= Howard W. Blakeslee =

American journalist

Howard W. Blakeslee

Howard Walter Blakeslee (March 21, 1880 - May 2, 1952) was an American journalist. He was the Associated Press's first full-time science reporter and was awarded the Pulitzer Prize for Reporting in 1937.

Blakeslee was born in 1880 to Jesse Walter Blakeslee and Jennie (Howard) in New Dungeness (now Dungeness), Washington. After attending the University of Michigan, he became, in 1901, a news writer (soon after, feature writer) for the Detroit Journal. Between 1903 and 1905, he was a sports writer for Chicago and Detroit newspapers.

He joined the Associated Press in 1906. Between then and 1916, he was a bureau chief in New Orleans, Atlanta, and Dallas. He was news editor in Chicago from 1916 to 1926, then moved to New York where, after two years as photo service editor, his title became Science Editor, AP's first.

Blakeslee (along with four other reporters from different papers) won the 1937 Pulitzer Prize for the group's collective coverage of science at Harvard University's tercentenary celebration. A better-known winner that year was Margaret Mitchell, who won for Gone With the Wind.

Blakeslee reported extensively on the atomic bomb in the immediate post-war era and was among the group of reporters who witnessed the early tests at Yucca Flat. Also interested in the subject of atomic power, his book publications include Miracle of Atomics (1945), The Atomic Future (1946), and Atomic Progress: The Hydrogen Race (1951).

In addition to the Pulitzer, his awards include the National Headliners Club award (1940), the George Westinghouse Science Writers award of the American Association for the Advancement of Science (1946).
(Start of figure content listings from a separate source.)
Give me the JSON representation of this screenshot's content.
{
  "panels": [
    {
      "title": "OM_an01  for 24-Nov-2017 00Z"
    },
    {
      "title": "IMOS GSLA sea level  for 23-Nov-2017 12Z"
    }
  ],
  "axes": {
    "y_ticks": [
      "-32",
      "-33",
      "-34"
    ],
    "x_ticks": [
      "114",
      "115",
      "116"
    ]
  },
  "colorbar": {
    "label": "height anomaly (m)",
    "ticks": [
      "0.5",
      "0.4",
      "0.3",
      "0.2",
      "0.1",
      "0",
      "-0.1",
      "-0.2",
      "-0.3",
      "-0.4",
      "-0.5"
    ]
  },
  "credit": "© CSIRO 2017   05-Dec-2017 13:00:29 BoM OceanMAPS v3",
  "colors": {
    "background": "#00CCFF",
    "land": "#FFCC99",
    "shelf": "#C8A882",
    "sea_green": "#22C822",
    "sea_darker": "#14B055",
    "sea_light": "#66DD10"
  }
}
The Howard W. Blakeslee Award of the American Heart Association is named in his honor.

Blakeslee was married twice, first in 1906 to Marguerite Fortune and second, after the death of his first wife, to Rosamund Robinson in 1936. Blakeslee and Rosamund had three children: Howard, Rosamund, and Alan. His son from his first marriage, Alton Blakeslee, eventually succeeded him as science editor at AP, retiring in 1985. His granddaughter (Alton's daughter) is Sandra Blakeslee, a long-time science reporter for the New York Times. Sandra's son Matthew Blakeslee is also a full-time science writer, thus representing the fourth generation of Howard Blakeslee's notable science-reportorial dynasty. Howard Blakeslee died in 1952, shortly after returning from return a visit to the atomic bomb testing site in Nevada.